Di dalam kamar suasana berubah horor. Aldian membalikan tubuh ketika menyadari pintu kamar sudah ada yang membuka. Tubuh Haliza menyembul lalu masuk, wajahnya menatap sekilas wajah Aldian lalu buru-buru menunduk.
"Pantas saja kamu ditinggalkan mantan pacar kamu begitu saja tanpa alasan yang jelas, karena sepertinya tidak kuat menghadapi sikap kamu yang terlalu introvert dan terkesan apatis. Kamu tahu apa itu apatis, yaitu sikap yang tidak mau peduli apapun itu. Dan biasanya sikap seperti itu, jika dia sedang menjalin hubungan sama seseorang, maka hubungan itu dipastikan kandas dan tidak akan bisa bertahan lama. Karena dia tidak akan betah berdiam diri di samping orang yang memiliki sikap apatis. Aku juga tidak bisa jamin kalau hubungan kita ini bisa bertahan lama jika sikap kamu seperti ini dipelihara," tandas Aldian sembari berlari menuju balkon.

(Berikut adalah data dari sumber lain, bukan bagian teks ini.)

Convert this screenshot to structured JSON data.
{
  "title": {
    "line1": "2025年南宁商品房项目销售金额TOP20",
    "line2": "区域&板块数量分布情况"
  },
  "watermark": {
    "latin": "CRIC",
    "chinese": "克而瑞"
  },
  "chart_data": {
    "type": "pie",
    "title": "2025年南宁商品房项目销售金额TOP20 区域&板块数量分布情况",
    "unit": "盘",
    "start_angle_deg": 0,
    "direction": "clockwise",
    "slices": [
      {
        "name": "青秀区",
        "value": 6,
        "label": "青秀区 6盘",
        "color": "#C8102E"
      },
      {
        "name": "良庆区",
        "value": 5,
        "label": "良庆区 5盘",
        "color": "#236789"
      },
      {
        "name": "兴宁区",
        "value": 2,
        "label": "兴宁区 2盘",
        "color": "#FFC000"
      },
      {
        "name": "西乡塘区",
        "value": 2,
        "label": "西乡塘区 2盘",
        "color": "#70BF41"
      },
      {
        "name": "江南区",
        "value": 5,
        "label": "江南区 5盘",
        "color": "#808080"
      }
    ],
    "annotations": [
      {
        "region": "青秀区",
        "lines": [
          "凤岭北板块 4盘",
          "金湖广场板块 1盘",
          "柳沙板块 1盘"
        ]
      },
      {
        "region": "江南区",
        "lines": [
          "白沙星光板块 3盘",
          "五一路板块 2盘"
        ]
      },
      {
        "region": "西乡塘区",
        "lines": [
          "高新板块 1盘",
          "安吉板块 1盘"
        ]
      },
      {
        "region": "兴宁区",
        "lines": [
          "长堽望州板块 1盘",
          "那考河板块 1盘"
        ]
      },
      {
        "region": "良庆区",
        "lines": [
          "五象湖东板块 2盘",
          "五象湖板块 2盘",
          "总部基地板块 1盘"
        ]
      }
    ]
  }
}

Haliza tercengang mendengar semua ucapan Aldian yang panjang bak kereta, ia seakan tersindir atau bahkan tertampar. Pertama tentang hubungannya dengan Ardian yang kandas, Ardian pergi begitu saja tanpa sebab dan tidak memberi alasan yang jelas. Dan yang kedua, Aldian seakan menyiratkan bahwa hubungan rumah tangga ini tidak akan bertahan lama jika sikap Haliza apatis seperti apa yang dikatakan Aldian barusan.
"Tidakkkk. Aku tidak mau. Aku tidak mau hubunganku yang ini kandas begitu saja. Aku tidak mau, Mas," jeritnya. Sayang Aldian sepertinya tidak mendengar jeritan Haliza, karena daun telinganya ia tutupi dengan earphone besar untuk mendengarkan musik.